The study warns of another hazard: overestimating how the organic matter in soil is spread. Jackson and his Co-authors calculate there may be 25 to 30 % less organic matter than presently estimated because of constraints from bedrock, a factor formerly not studied in published scientific research.
While Scientists are currently able to remotely map and track environmental deviations on the Earth’s surface, they still do not have a deep understanding of the interactions among chemical, biological and physical processes manipulating carbon in soils. This knowledge is key to understanding and foreseeing how the carbon cycle will respond to deviations in the ecosystem, safeguarding natural services we rely on, such as underground water storage and crop pollination, and increasing food production.
A swiftly changing climate – and its effects on soil – makes these scientific developments all the more crucial.
“Soil has changed under our feet,” Harden said. “We can’t use the soil maps made 80 years ago and expect to find the same answers.”
However, funding issues such as federal cuts to climate science, along with turnover in science staff and a lack of organized data, hamper progress on soil carbon research.
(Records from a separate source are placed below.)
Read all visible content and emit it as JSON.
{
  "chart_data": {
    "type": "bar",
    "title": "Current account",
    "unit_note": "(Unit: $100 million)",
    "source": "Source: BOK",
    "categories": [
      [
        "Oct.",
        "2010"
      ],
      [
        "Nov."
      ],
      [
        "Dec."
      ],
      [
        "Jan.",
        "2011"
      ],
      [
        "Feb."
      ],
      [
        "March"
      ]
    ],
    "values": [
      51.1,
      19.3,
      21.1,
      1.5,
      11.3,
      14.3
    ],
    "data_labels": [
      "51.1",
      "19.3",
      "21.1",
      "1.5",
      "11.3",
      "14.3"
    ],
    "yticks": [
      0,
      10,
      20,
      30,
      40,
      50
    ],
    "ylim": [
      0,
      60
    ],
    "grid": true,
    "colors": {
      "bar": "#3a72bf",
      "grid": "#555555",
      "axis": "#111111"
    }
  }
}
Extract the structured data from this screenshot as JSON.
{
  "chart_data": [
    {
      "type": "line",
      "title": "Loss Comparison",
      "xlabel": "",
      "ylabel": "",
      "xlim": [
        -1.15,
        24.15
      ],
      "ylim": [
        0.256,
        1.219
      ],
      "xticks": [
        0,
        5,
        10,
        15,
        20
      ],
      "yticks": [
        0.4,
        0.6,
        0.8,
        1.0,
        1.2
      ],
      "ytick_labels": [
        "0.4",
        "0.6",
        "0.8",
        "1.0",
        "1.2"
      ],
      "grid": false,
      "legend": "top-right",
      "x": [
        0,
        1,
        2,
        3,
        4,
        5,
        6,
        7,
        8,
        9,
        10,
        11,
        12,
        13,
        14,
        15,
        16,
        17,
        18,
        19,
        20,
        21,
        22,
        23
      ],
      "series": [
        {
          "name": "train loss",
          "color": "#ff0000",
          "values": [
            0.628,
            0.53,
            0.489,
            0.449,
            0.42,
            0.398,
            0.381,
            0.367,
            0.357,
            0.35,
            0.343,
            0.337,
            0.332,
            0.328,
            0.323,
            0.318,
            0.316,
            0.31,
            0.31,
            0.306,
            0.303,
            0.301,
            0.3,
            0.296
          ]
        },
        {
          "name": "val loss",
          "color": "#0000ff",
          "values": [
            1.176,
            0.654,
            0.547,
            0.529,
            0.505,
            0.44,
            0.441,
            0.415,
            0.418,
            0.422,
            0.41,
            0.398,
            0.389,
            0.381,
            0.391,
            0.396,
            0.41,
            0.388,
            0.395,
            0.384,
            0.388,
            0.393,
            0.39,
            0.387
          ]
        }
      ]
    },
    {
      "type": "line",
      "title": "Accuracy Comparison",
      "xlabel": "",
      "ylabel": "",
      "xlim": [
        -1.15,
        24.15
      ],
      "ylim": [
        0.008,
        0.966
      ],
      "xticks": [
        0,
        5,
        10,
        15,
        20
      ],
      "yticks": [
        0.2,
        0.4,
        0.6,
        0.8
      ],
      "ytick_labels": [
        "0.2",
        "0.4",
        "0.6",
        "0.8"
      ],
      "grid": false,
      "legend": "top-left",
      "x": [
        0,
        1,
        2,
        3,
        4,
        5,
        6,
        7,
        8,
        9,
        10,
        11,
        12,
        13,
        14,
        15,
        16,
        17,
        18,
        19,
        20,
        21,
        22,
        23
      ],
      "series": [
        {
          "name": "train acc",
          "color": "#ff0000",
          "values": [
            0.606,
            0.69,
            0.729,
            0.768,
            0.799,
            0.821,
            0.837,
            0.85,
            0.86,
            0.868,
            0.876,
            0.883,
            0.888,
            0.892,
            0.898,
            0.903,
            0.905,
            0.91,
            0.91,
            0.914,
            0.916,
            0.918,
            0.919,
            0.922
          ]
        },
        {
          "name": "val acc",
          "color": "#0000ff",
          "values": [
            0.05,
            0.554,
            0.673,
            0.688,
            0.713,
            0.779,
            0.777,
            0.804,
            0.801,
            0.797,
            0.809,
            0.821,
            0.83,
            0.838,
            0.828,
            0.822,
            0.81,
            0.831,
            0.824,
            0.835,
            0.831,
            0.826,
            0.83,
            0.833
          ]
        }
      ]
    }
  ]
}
Jackson, Harden and their colleagues call for a renewed push to collect considerably more data on carbon in the soil and study more about the role it plays in sequestering carbon. They foresee an open, shared network for use by ranchers, farmers, and other land managers as well as organizations and policymakers that need accurate data to inform land investments and conservation.
If we lose momentum on carbon research, it will stifle our momentum for solving both climate and land sustainability problems.
Co-authors of the Global Change Biology paper include Researchers from Lund University; University of Arizona; Pacific Northwest National Laboratory; U.S. Geological Survey; Texas A&M University; Oak Ridge National Laboratory; Colorado State University, Fort Collins; U.S. Department of Agriculture; University of Hawaii; University of Delaware; University of California, Berkeley; University of Massachusetts; Union of Concerned Scientists; and University of Michigan.
Funding for the papers came from the U.S. Department of Agriculture, the Gordon and Betty Moore Foundation, the National Science Foundation, the Swedish Research Council, the Inter-American Institute Collaborative Research Network, the Comisión Sectorial de Investigación Científica and the Proyectos de Investigación Plurianuales, the U.S. Geological Survey, the Bolin Climate Research Center at Stockholm University, the EU JPI Climate Consortium, the U.S. Department of Energy and the Pacific Northwest National Laboratory. The paper resulted from a 2017 International Soil Carbon Network workshop funded by Stanford’s School of Earth, Energy & Environmental Sciences.